M. Gorinov, qui est incarcéré depuis le 26 avril à Moscou, va faire appel de sa condamnation, selon son avocate, Katerina Tertoukhina, jugeant qu'il avait été puni pour "ses mots, ses opinions, ses convictions".

Jeudi, lors d'une précédente audience, M. Gorinov avait martelé être "contre toutes les guerres".

Il a aussi cité les noms de villes ukrainiennes comme Boutcha où les forces russes sont accusées de crimes de guerre, exactions que les autorités russes qualifient de mensonges ou de mises en scène.

D'autres opposants dans le viseur

Depuis le lancement de l'offensive en Ukraine, des dizaines de personnes l'ayant critiquée publiquement ont été poursuivies en Russie.

La plupart ont été condamnées à des amendes, mais d'autres risquent de lourdes peines de prison, comme Vladimir Kara-Mourza, l'un des rares opposants restés en Russie.

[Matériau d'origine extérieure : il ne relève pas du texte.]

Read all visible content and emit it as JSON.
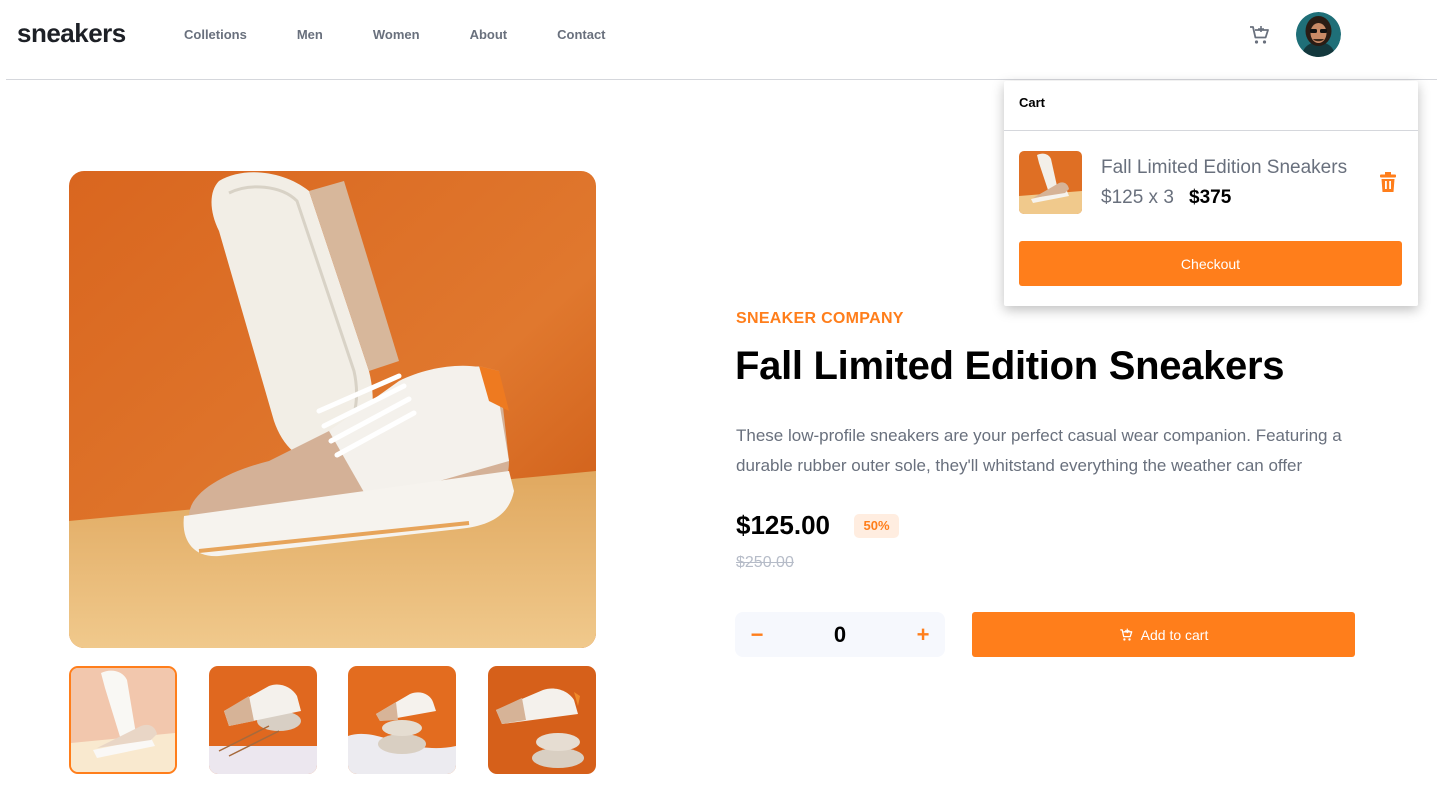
{
  "header": {
    "logo": "sneakers",
    "nav": [
      "Colletions",
      "Men",
      "Women",
      "About",
      "Contact"
    ]
  },
  "gallery": {
    "main_alt": "product-image",
    "thumbnails": [
      "thumbnail-1",
      "thumbnail-2",
      "thumbnail-3",
      "thumbnail-4"
    ],
    "active_thumbnail": 0
  },
  "product": {
    "company": "SNEAKER COMPANY",
    "title": "Fall Limited Edition Sneakers",
    "description": "These low-profile sneakers are your perfect casual wear companion. Featuring a durable rubber outer sole, they'll whitstand everything the weather can offer",
    "price": "$125.00",
    "discount": "50%",
    "old_price": "$250.00",
    "quantity": "0",
    "minus_label": "−",
    "plus_label": "+",
    "add_to_cart_label": "Add to cart"
  },
  "cart": {
    "heading": "Cart",
    "item_name": "Fall Limited Edition Sneakers",
    "item_price": "$125 x 3",
    "item_total": "$375",
    "checkout_label": "Checkout"
  },
  "colors": {
    "accent": "#ff7e1b",
    "accent_pale": "#ffede0",
    "text_dark": "#1d2026",
    "text_grey": "#69707d",
    "old_price": "#b6bcc8",
    "qty_bg": "#f6f8fd"
  },
  "icons": {
    "cart": "cart-icon",
    "delete": "trash-icon",
    "avatar": "user-avatar"
  }
}
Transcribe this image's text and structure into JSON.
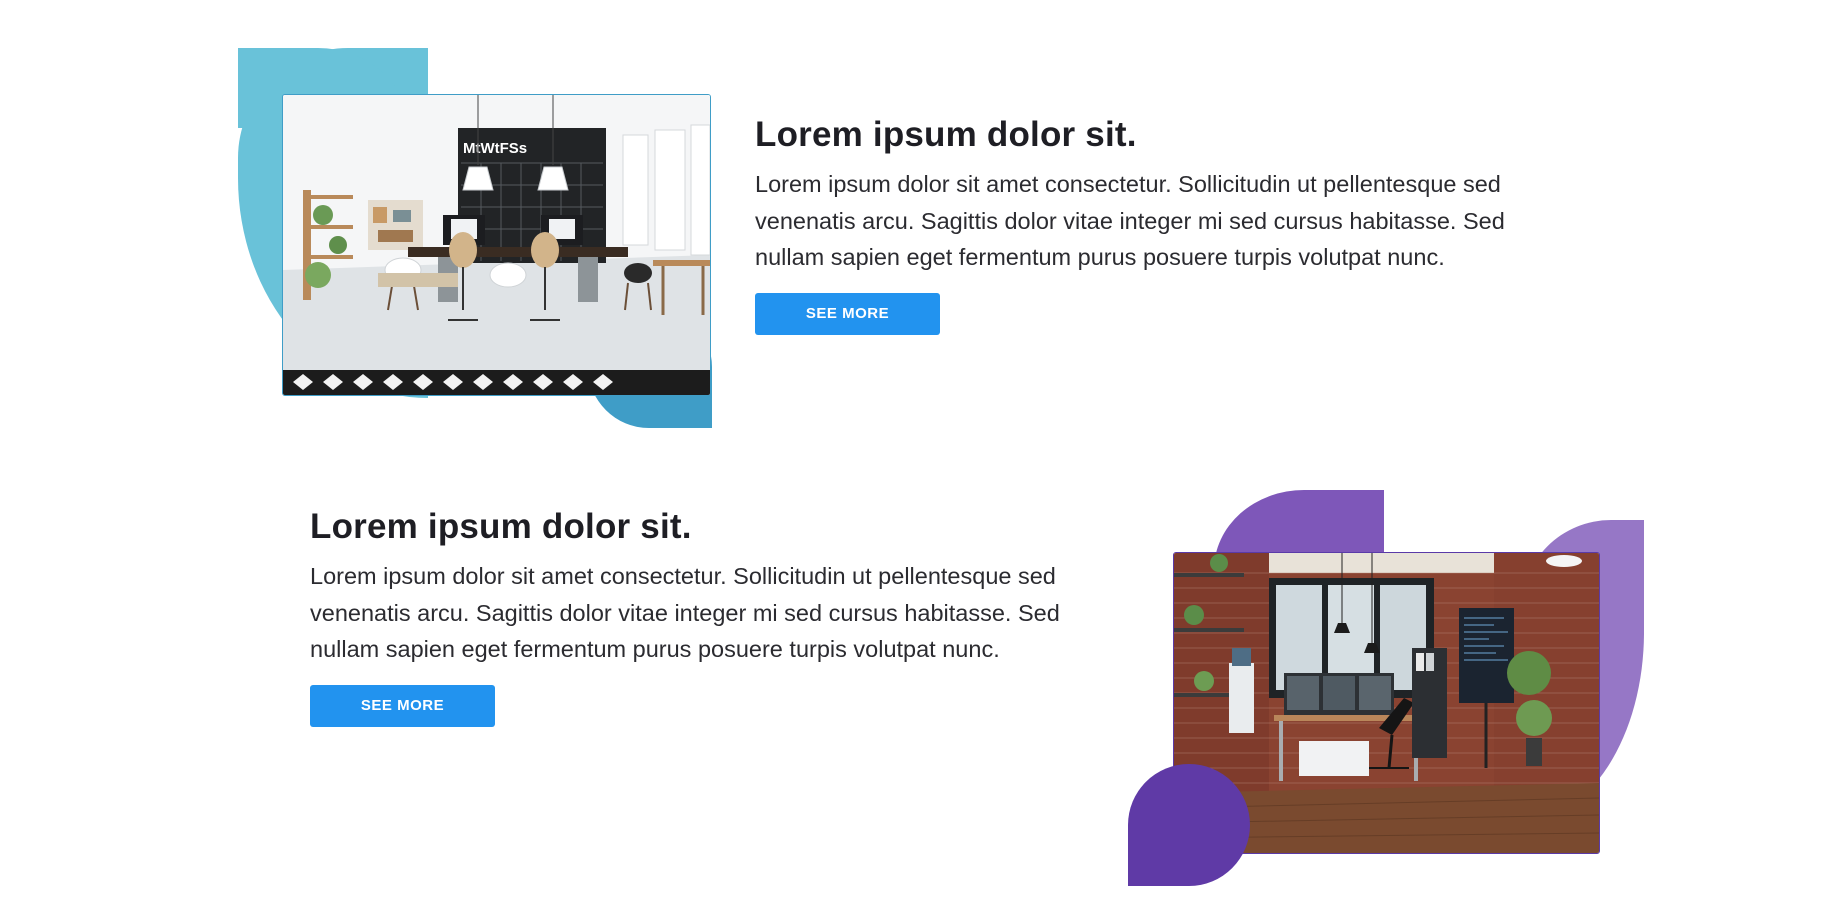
{
  "features": [
    {
      "heading": "Lorem ipsum dolor sit.",
      "body": "Lorem ipsum dolor sit amet consectetur. Sollicitudin ut pellentesque sed venenatis arcu. Sagittis dolor vitae integer mi sed cursus habitasse. Sed nullam sapien eget fermentum purus posuere turpis volutpat nunc.",
      "button_label": "SEE MORE",
      "image": "office-workspace-photo",
      "calendar_letters": "MtWtFSs"
    },
    {
      "heading": "Lorem ipsum dolor sit.",
      "body": "Lorem ipsum dolor sit amet consectetur. Sollicitudin ut pellentesque sed venenatis arcu. Sagittis dolor vitae integer mi sed cursus habitasse. Sed nullam sapien eget fermentum purus posuere turpis volutpat nunc.",
      "button_label": "SEE MORE",
      "image": "brick-office-photo"
    }
  ],
  "colors": {
    "button": "#2293ef",
    "cyan_blob": "#69c2d9",
    "blue_blob": "#3f9dc7",
    "purple_blob": "#7e57b9",
    "light_purple_blob": "#9677c6",
    "dark_purple_blob": "#5f3aa6"
  }
}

Autre exemple, Alexandra Skotchilenko, une artiste de Saint-Pétersbourg emprisonnée depuis avril, attend son procès pour avoir collé dans un supermarché des étiquettes pacifistes.

Une autre élue municipale, Elena Kotenotchkina, est accusée des mêmes faits, mais n'est pas jugée car elle a fui la Russie, comme de nombreux militants d'opposition craignant la répression, encore accrue en Russie ces derniers mois.